Writing more essays is not the same as improving
Practice only works when each attempt corrects the last one. If you write essay after essay and no one points out what went wrong, you aren't building skill — you're building habit. The same dropped articles, the same vague position, the same missing half of the question appear in essay one and essay thirty. You get faster at producing the exact writing that capped you at 6.5.
Volume feels like effort, so it's reassuring. But the examiner doesn't reward effort. They mark what's on the page against four fixed descriptors, every time. Twenty unmarked essays move you nowhere; one essay you genuinely understand can move you a lot.
The broken feedback loop
Here's the loop most candidates are stuck in: write an essay, sense it wasn't great, write another one hoping it's better. Nothing in that cycle tells you what was weak or why. You can't fix an error you can't see — and your own brain is the worst place to spot it, because the mistake looked correct when you wrote it.
Real improvement needs a loop that closes: a specific error named, a specific fix made, and proof the fix worked. Miss any one of those and you're guessing. Most people are missing all three.
Chasing fancy words while the real problems hide
The most common wrong turn is reaching for impressive vocabulary. Candidates memorise "plethora", "myriad" and "detrimental" and sprinkle them in, convinced bigger words mean a bigger band. They don't. A less-common word used slightly wrong counts as an error, not a flourish — and it can drag Lexical Resource down rather than up.

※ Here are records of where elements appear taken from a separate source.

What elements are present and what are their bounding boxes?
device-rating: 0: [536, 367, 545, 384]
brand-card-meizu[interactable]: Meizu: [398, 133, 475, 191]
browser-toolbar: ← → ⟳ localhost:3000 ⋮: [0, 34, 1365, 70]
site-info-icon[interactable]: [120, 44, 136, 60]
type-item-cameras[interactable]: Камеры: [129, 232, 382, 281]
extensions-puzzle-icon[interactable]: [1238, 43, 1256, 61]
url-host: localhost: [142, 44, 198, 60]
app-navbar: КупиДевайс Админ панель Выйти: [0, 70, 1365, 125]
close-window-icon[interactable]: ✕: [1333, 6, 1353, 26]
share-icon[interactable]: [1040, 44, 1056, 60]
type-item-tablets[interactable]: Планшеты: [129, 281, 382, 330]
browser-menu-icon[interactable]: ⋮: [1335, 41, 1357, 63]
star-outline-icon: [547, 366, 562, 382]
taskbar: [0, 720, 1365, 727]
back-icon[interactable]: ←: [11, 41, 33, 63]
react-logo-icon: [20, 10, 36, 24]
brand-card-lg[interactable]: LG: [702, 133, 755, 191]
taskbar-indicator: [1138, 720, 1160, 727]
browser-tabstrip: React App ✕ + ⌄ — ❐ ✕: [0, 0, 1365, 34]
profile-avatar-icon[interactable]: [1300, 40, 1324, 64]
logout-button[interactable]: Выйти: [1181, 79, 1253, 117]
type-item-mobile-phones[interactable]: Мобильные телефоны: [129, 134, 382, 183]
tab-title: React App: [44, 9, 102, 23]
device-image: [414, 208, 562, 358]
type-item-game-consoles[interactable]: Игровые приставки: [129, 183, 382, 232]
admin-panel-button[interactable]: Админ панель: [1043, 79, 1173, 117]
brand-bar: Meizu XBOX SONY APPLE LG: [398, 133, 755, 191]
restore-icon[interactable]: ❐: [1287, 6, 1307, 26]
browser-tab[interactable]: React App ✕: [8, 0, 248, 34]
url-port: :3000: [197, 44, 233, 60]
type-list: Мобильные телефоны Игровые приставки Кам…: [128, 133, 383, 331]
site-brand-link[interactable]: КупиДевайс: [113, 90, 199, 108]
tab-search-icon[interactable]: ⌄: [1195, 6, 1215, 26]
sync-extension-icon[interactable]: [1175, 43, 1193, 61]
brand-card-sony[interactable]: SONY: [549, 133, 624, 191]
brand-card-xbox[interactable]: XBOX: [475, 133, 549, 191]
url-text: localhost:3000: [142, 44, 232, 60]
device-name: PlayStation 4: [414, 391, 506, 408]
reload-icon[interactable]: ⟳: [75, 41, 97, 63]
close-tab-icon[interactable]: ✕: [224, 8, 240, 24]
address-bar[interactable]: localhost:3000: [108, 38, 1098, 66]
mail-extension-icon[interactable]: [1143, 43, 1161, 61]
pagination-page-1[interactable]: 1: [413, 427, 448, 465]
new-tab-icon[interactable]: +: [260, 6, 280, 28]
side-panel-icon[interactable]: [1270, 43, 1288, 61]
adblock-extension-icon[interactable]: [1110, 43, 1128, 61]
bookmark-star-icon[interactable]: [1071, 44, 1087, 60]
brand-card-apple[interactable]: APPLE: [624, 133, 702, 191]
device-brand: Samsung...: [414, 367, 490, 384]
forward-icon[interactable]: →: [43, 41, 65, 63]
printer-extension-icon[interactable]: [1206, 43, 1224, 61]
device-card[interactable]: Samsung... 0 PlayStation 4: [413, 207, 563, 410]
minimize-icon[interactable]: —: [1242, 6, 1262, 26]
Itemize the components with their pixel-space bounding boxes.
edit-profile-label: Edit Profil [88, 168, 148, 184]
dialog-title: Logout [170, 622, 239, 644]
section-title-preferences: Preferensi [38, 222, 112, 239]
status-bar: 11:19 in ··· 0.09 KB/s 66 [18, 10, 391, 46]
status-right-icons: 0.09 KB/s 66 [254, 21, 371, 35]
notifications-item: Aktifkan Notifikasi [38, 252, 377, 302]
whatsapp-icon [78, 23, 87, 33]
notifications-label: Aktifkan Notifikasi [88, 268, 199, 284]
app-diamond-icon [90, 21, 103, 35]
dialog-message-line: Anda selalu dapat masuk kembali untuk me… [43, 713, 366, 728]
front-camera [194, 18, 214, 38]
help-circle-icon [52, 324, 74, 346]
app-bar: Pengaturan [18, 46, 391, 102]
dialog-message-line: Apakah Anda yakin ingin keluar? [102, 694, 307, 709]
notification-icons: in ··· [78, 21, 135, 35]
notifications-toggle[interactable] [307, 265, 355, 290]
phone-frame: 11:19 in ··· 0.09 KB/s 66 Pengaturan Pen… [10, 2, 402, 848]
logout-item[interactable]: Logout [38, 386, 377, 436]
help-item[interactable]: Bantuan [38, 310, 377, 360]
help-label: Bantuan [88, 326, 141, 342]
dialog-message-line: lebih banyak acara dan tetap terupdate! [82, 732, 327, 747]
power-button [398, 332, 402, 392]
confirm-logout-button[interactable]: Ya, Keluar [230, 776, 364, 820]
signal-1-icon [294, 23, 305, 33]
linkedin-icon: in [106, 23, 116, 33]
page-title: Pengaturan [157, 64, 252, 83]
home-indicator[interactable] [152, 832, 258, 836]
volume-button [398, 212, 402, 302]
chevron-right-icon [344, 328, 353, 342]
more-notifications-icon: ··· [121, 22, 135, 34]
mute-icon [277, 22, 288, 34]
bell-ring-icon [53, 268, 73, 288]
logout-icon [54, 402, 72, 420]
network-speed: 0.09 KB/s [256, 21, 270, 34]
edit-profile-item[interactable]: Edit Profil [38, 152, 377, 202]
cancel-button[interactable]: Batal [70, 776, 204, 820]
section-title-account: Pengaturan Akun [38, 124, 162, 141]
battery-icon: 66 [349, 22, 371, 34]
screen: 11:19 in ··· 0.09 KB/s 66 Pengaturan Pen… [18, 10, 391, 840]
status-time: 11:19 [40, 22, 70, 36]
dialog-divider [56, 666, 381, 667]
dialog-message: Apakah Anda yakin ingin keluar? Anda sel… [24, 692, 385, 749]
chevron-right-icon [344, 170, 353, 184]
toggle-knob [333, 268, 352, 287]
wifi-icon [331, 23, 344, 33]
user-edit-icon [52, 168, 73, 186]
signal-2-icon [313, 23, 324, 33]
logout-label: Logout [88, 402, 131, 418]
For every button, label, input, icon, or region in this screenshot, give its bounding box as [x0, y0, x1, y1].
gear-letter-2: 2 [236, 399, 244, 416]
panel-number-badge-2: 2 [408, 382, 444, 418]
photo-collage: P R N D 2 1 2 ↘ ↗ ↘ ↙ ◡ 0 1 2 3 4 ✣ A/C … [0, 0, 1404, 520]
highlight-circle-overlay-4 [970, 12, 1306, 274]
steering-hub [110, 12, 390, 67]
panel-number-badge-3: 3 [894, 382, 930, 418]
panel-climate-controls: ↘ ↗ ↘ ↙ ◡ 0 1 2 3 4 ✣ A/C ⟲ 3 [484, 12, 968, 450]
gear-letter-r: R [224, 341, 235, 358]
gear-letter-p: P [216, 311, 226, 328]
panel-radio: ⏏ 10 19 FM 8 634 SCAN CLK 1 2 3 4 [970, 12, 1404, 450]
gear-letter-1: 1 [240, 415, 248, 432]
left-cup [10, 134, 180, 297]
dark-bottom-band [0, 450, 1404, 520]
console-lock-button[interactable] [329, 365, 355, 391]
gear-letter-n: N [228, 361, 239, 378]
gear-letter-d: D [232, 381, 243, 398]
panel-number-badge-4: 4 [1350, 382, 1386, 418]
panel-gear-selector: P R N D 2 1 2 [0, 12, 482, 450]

Meanwhile the two criteria quietly capping you go unaddressed. Task Response: you didn't fully answer the question, or your position stayed fuzzy. Grammatical Range and Accuracy: small slips repeat in every paragraph — a missing article here, a wrong preposition there, a subject that doesn't agree with its verb. Fancy vocabulary can't rescue an essay that didn't answer the prompt or that leaks the same grammar error a dozen times.
Why so many people plateau at exactly 6.5
The 6.5 plateau is so common it's almost a signature. It usually means your ideas are decent and your essays read fluently — but two things keep recurring. You answer most of the question instead of all of it, so Task Response stalls. And accurate, error-free sentences are outnumbered by sentences with one small slip, so Grammatical Accuracy stalls too. Average four criteria where two are stuck and you land on 6.5 again and again.
The frustrating part: from the inside, a 6.5 essay feels like a 7 essay. It's coherent, it's on-topic, it sounds confident. The gap is in details you've stopped noticing — which is exactly why writing more of them changes nothing.
What actually moves the band
Improvement isn't more essays. It's a tighter loop on the essays you already have:
1. Identify your single most frequent error pattern. Not ten things — the one that shows up most. Maybe it's dropped articles ("government should fund the arts"). Maybe it's a position you never commit to. Maybe it's only answering one of the two parts the question asked.
2. Make the smallest targeted fix. Don't rewrite the whole essay. Correct that one pattern wherever it appears. Add the missing articles. Sharpen the position into one clear sentence. Add the paragraph that answers the part you skipped.
3. Re-mark the same essay. Run the corrected version through the same strict marking and watch whether the band actually moves. This is the step almost everyone skips — and it's the only one that proves your fix was real instead of imagined.
4. Repeat. One pattern at a time, one re-mark at a time. This is how a stalled band starts climbing.
Honest measurement beats a flattering score
None of this works if the feedback lies to you. Most free checkers and general AI tools inflate the band, wave through whether you answered the question, and hand you a vague number that feels good and teaches nothing. A flattering score is worse than no score — it tells you to keep doing exactly what's keeping you stuck.